Let ${X_n}$ be an IID sample such that ${X_i} \sim N(\mu,\sigma^2)$. When both $\mu$ and $\sigma$ are unknown, we construct $t(\hat{\mu},s)=\dfrac{\sqrt{n}(\hat{\mu}-\mu)}{s}$, where $s$ is the sample standard deviation.
The statistic $t(\hat{\mu},s)$ follows t-distribution exactly. I wish to know the asymptotic distribution of $t(\hat{\mu},s)$.
I understand that by Continuous Mapping theorem under certain conditions, if $\hat{\mu} \xrightarrow{d} X \sim N(\mu,\sigma^2/n)$ then $h(\hat{\mu}) \xrightarrow{d} h(X)$. However, in case of $t(\hat{\mu},s)$, it is a function of two random variables. So how to derive its asymptotic distribution?

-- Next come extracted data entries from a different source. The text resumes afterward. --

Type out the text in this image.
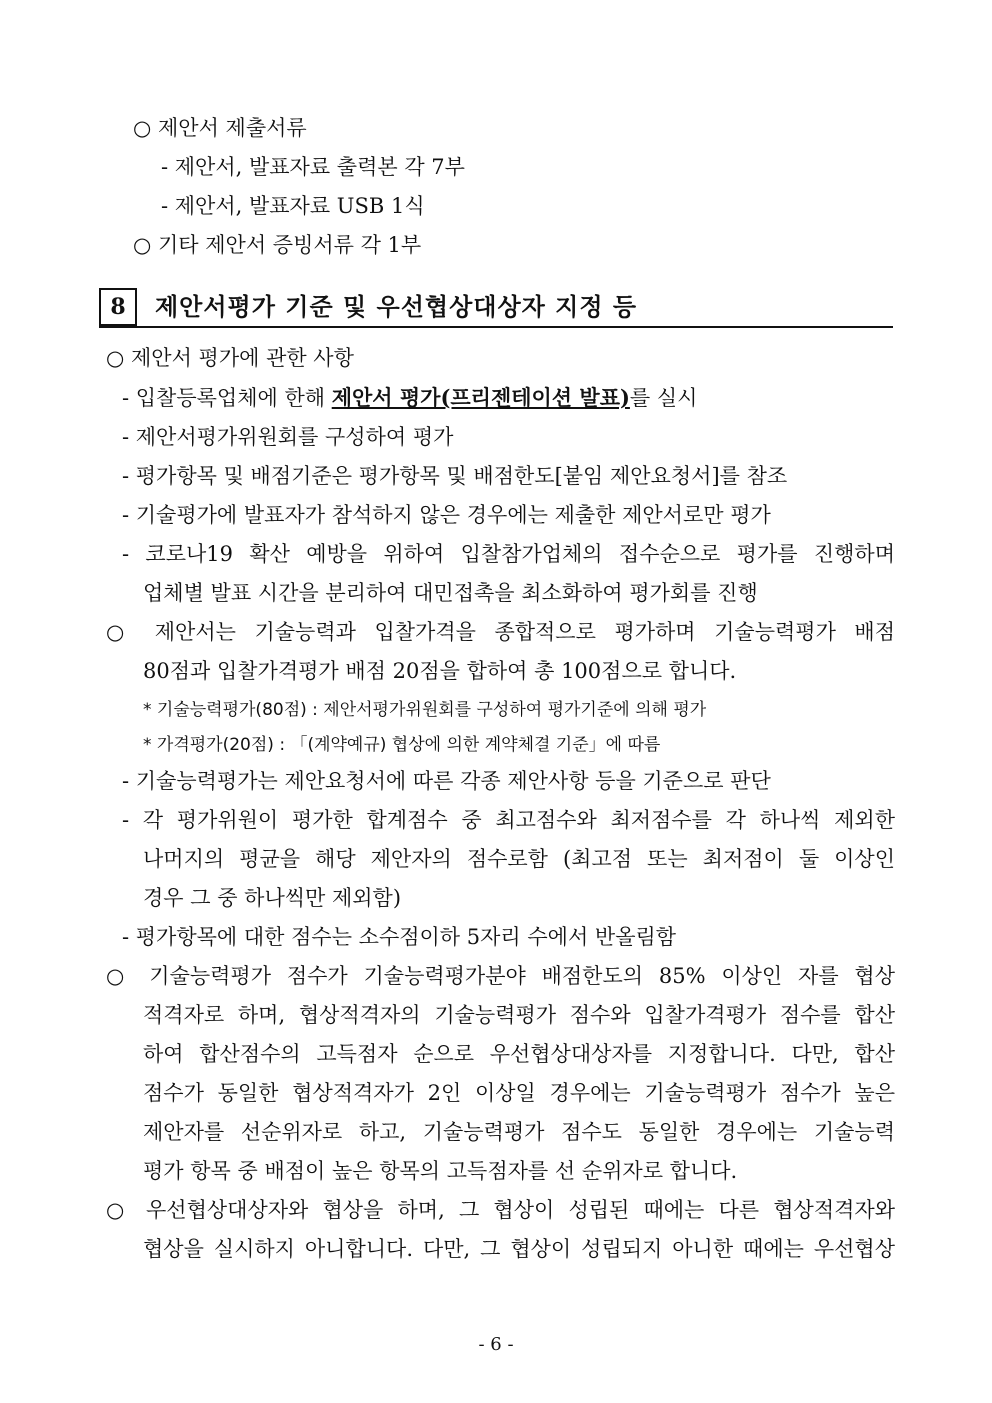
○ 제안서 제출서류
- 제안서, 발표자료 출력본 각 7부
- 제안서, 발표자료 USB 1식
○ 기타 제안서 증빙서류 각 1부
8	제안서평가 기준 및 우선협상대상자 지정 등
○ 제안서 평가에 관한 사항
- 입찰등록업체에 한해 제안서 평가(프리젠테이션 발표)를 실시
- 제안서평가위원회를 구성하여 평가
- 평가항목 및 배점기준은 평가항목 및 배점한도[붙임 제안요청서]를 참조
- 기술평가에 발표자가 참석하지 않은 경우에는 제출한 제안서로만 평가
- 코로나19 확산 예방을 위하여 입찰참가업체의 접수순으로 평가를 진행하며
업체별 발표 시간을 분리하여 대민접촉을 최소화하여 평가회를 진행
○ 제안서는 기술능력과 입찰가격을 종합적으로 평가하며 기술능력평가 배점
80점과 입찰가격평가 배점 20점을 합하여 총 100점으로 합니다.
* 기술능력평가(80점) : 제안서평가위원회를 구성하여 평가기준에 의해 평가
* 가격평가(20점) : 「(계약예규) 협상에 의한 계약체결 기준」에 따름
- 기술능력평가는 제안요청서에 따른 각종 제안사항 등을 기준으로 판단
- 각 평가위원이 평가한 합계점수 중 최고점수와 최저점수를 각 하나씩 제외한
나머지의 평균을 해당 제안자의 점수로함 (최고점 또는 최저점이 둘 이상인
경우 그 중 하나씩만 제외함)
- 평가항목에 대한 점수는 소수점이하 5자리 수에서 반올림함
○ 기술능력평가 점수가 기술능력평가분야 배점한도의 85% 이상인 자를 협상
적격자로 하며, 협상적격자의 기술능력평가 점수와 입찰가격평가 점수를 합산
하여 합산점수의 고득점자 순으로 우선협상대상자를 지정합니다. 다만, 합산
점수가 동일한 협상적격자가 2인 이상일 경우에는 기술능력평가 점수가 높은
제안자를 선순위자로 하고, 기술능력평가 점수도 동일한 경우에는 기술능력
평가 항목 중 배점이 높은 항목의 고득점자를 선 순위자로 합니다.
○ 우선협상대상자와 협상을 하며, 그 협상이 성립된 때에는 다른 협상적격자와
협상을 실시하지 아니합니다. 다만, 그 협상이 성립되지 아니한 때에는 우선협상
- 6 -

I also checked Slutsky's theorem. That also requires that at least one of $\hat{\mu}$ and $s$ should converge to a constant. Now by CLT, both converges in distribution to a random variable with normal distribution. However, by combining LLN we may say that $s \xrightarrow{p} \sigma$. Would it be the right way to go?
EDIT: As pointed out in the second comment this is not a duplicate of this. Seemingly $s$ converged in probability to a constant but to a random variable in distribution. This was the main doubt that whether it was okay to ignore the convergence in distribution.